Of course, it could easily be argued that pop never went away in the nineties. Look at the obligatory year-end Billboard Hot 100 lists of the '90s and you wouldn't know that Grunge existed. Albums now considered classics like Nirvana's Nevermind(1991) Soundgarden's Badmotorfinger (1991) and Pearl Jam's Ten (1992) don't even show up on the radar, while, also according to Billboard; Michael Jackson and Madonna appear to have continued their despotic pop reign from the eighties.
Maybe Billboard is mistaken, but maybe we did get ahead of ourselves. Perhaps myself and others of the 'Grunge' era were too blissful in our revelry. Maybe we body-surfed or jumped in one too many mosh-pits at all those outdoor festival-type concerts and forgot that more music would be needed for the next century. Maybe when we heard Smashing Pumpkins' 1995 album: Mellon Collie and the Infinite Sadness we thought we'd won and the game was over. Hah!! Despite all our rage.... now we're still listening to those same songs of nineties angst while wondering why nothing new has come along to match it. The truth is that, since the middle nineties, the largest media conglomerates (ie: corporate douchebags) slowly bought up all those independant radio stations that we depended on and now they're using those stations and their 'reputations earned in the nineties' as a brand to sell crap music to anyone who will....ugh....it makes me tired and sad to even think about it, let alone write on and on about this.
Suffice it to say that the pop song has corporate-backers with deep pockets and their influence is both evil and ubiquitous.

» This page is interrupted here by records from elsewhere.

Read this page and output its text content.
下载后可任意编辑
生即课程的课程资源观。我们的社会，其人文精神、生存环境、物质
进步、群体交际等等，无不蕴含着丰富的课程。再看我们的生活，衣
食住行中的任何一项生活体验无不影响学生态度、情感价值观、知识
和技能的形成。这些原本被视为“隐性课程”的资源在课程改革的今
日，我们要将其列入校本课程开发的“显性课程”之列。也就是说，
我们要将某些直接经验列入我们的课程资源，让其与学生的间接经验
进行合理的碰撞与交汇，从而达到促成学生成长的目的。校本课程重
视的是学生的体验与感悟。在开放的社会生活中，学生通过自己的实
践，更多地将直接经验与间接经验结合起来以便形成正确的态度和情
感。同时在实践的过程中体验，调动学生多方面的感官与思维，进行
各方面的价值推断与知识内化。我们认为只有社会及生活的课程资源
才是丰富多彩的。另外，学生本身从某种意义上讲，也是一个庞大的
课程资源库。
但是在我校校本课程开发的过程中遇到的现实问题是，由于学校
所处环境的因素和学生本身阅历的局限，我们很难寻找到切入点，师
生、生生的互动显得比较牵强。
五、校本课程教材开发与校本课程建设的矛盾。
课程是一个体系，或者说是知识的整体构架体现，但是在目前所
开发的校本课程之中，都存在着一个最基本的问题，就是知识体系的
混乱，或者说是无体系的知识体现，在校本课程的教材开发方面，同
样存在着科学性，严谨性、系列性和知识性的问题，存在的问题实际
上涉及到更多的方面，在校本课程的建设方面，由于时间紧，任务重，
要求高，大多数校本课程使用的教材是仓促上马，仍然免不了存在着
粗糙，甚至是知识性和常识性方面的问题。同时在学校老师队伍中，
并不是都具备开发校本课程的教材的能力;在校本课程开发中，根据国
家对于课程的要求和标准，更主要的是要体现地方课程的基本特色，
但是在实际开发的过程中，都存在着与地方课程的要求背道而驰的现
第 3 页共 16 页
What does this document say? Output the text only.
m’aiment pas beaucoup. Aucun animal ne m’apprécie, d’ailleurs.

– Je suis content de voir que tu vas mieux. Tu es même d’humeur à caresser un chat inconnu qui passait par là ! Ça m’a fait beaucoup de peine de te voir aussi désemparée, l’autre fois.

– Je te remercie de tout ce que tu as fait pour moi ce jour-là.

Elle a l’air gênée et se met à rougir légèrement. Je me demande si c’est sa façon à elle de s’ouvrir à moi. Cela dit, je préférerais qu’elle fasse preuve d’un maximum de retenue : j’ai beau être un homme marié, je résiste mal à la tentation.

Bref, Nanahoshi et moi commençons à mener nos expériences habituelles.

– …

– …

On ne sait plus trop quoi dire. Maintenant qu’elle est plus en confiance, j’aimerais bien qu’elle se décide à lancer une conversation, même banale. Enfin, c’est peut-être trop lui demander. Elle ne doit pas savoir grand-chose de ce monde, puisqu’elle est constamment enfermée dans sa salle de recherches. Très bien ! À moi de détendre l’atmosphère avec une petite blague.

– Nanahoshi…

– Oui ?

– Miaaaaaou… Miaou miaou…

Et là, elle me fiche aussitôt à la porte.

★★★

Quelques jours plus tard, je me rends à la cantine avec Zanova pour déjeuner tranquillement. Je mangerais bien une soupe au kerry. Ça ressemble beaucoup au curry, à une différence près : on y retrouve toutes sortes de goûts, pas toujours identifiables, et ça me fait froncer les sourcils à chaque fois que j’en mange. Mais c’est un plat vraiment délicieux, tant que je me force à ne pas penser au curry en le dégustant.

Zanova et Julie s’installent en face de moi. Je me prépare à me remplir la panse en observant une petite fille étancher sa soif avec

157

They've even managed to suck in rap/hip-hop, once notorious for talking about gangs and crime, into stupid tunes about partying and girls. All I can say is... if you're waiting for it to just die, then you should give up. The pop song won't die of old age, because the corporate money-grubbers won't let it. Marketing strategy dictates the 70 year old pop song will likely continue on for another thirty years at least, though I hope not, probably becoming sillier and more simplistic all the way. Someday it's stupidity may prove so terrible that it will literally shrink our brains, if it hasn't already.